UIY: Sejarah Membuktikan, Hijrah Adalah Awal Kemenangan

TintaSiyasi.com -- Cendekiawan Muslim, Ustaz Ismail Yusanto (UIY) mengatakan, sejarah membuktikan bahwa hijrah adalah awal kemenangan.

“Sejarah kemudian membuktikan bahwa justru (hijrah) itulah awal dari kemenangan,” tuturnya dalam acara Focus to The Poin, bertajuk Hijrah Rasulullah, Tonggak Awal Negara Adi Daya Islam, di YouTube UIY Official, pada Kamis (20/7/2023).

Ustaz Ismail menerangkan bahwa setelah Nabi hijrah ke Madinah, Nabi menemukan tempat baru yang lebih kondusif. Ibarat tanaman, Madinah adalah lahan yang lebih subur. Islam cepat sekali berkembang di sana, dan pada satu titik tertentu, 10 tahun kemudian, akhirnya Mekkah pun bisa ditaklukkan. 
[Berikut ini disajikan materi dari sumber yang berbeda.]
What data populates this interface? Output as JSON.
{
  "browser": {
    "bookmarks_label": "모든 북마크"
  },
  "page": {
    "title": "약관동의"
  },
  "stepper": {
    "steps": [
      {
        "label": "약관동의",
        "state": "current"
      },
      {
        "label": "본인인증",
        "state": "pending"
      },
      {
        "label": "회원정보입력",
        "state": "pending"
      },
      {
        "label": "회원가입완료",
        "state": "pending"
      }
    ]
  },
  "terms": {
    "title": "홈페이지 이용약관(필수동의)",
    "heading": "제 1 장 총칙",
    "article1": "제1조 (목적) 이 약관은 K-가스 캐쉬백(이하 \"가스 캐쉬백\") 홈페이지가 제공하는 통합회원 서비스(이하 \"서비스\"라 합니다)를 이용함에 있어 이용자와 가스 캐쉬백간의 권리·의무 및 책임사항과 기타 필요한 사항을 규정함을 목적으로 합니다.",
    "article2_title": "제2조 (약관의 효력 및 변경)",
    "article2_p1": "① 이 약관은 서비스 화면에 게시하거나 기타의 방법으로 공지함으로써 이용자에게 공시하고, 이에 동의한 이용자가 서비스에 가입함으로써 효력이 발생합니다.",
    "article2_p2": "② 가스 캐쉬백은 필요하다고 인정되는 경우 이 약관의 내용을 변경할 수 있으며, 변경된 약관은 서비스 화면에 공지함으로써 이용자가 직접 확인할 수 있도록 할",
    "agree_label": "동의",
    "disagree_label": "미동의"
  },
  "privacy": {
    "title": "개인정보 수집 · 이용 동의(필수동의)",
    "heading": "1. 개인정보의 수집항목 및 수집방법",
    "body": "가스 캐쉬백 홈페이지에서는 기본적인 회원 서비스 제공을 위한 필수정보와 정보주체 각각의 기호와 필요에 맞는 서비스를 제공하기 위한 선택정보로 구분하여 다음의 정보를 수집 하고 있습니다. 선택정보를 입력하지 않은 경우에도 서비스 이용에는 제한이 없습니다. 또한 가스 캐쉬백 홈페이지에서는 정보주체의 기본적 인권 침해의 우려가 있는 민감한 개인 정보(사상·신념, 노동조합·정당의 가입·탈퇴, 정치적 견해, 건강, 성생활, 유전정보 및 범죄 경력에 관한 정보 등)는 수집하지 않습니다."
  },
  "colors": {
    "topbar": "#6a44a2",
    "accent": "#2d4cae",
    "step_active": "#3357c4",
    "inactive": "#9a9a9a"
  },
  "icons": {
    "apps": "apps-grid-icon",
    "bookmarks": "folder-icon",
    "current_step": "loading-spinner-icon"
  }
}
“Karena itulah, maka kita mesti memandang ini dalam dua kacamata. Yang pertama adalah bahwa dakwah itu terus berproses. Kadang-kadang dia itu naik, kadang dia turun. Tapi tidak selamanya turun itu sebagai sebuah kekalahan. Kemudian yang kedua adalah bahwa orientasi dari hijrah itu tak lain adalah bagaimana Islam itu tegak. Karena itulah, dalam perjuangan itu, tujuan itu harus menjadi pemandu kita, “ urainya.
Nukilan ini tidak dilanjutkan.